Output Formats: WAV vs. HDF5
You can export clips in two formats using the
output_format argument: "wav" or
"hdf5".
1. WAV Output (output_format = "wav")
Creates a standard directory tree:
output_dir/{type}/{bird_id}/{day_post_hatch}/{prefix}_xxx.wav.
When to use WAV: * You want to manually listen to the files or inspect them in Praat/Audacity. * You are sharing the data with collaborators who rely on standard audio software.

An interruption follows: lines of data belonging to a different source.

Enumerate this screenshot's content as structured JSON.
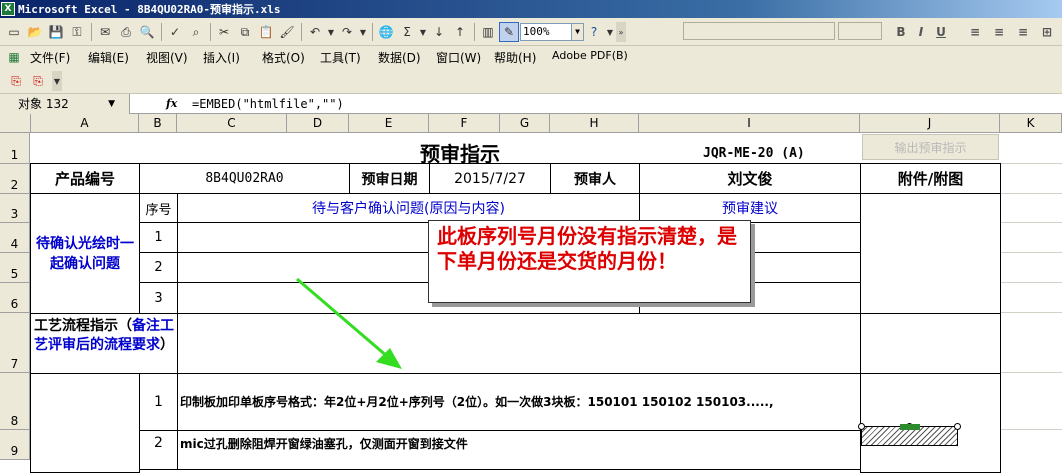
{
  "window": {
    "title": "Microsoft Excel - 8B4QU02RA0-预审指示.xls",
    "icon_label": "X"
  },
  "toolbar": {
    "zoom": "100%",
    "font_name": "",
    "font_size": "",
    "bold_label": "B",
    "italic_label": "I",
    "underline_label": "U"
  },
  "menu": {
    "items": [
      "文件(F)",
      "编辑(E)",
      "视图(V)",
      "插入(I)",
      "格式(O)",
      "工具(T)",
      "数据(D)",
      "窗口(W)",
      "帮助(H)",
      "Adobe PDF(B)"
    ]
  },
  "formula_bar": {
    "name_box": "对象 132",
    "fx": "fx",
    "formula": "=EMBED(\"htmlfile\",\"\")"
  },
  "columns": [
    "A",
    "B",
    "C",
    "D",
    "E",
    "F",
    "G",
    "H",
    "I",
    "J",
    "K"
  ],
  "rows": [
    "1",
    "2",
    "3",
    "4",
    "5",
    "6",
    "7",
    "8",
    "9"
  ],
  "sheet": {
    "title": "预审指示",
    "doc_code": "JQR-ME-20 (A)",
    "export_button": "输出预审指示",
    "product_no_label": "产品编号",
    "product_no": "8B4QU02RA0",
    "review_date_label": "预审日期",
    "review_date": "2015/7/27",
    "reviewer_label": "预审人",
    "reviewer": "刘文俊",
    "attachment_label": "附件/附图",
    "seq_label": "序号",
    "question_header": "待与客户确认问题(原因与内容)",
    "suggestion_header": "预审建议",
    "pending_label": "待确认光绘时一起确认问题",
    "seq_1": "1",
    "seq_2": "2",
    "seq_3": "3",
    "process_label_a": "工艺流程指示（",
    "process_label_b": "备注工艺评审后的流程要求",
    "process_label_c": "）",
    "item_1_no": "1",
    "item_1_text": "印制板加印单板序号格式：年2位+月2位+序列号（2位）。如一次做3块板：150101    150102    150103.....,",
    "item_2_no": "2",
    "item_2_text": "mic过孔删除阻焊开窗绿油塞孔，仅测面开窗到接文件"
  },
  "annotation": {
    "callout_text": "此板序列号月份没有指示清楚，是下单月份还是交货的月份！",
    "callout_color": "#dd0000",
    "arrow_color": "#33dd22"
  }
}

A companion metadata.csv is automatically generated in
the out folder to map each file to its exact source and original
timestamp.
2. HDF5 Output (output_format = "hdf5")
Compiles all audio data directly into a single, hierarchical matrix
file (.h5).
When to use HDF5: * Machine
Learning: Perfect for training PyTorch/TensorFlow models. Data
loaders can stream directly from a single chunked binary file much
faster than opening thousands of tiny .wav files. *
Large-scale Datasets: Prevents file system exhaustion
(inodes) when exporting tens of thousands of motifs on compute
clusters.
sap <- create_motif_clips(
sap,
output_format = "hdf5",
output_dir = "ml_dataset",
hdf5_filename = "training_motifs.h5"
)Building a Multi-Bird Master Database
Creating an HDF5 export directly from ASAP is convenient when working with a single bird. However, if you are building a large Master Database spanning multiple animals, I recommend a WAV-first strategy:
-
Export as WAV: Use
output_format = "wav"to save all clips and a consolidatedmetadata.csvfor each bird. -
Combine in Python: Use Python (
h5pyandpandas) to assemble the WAV files into your final HDF5 database.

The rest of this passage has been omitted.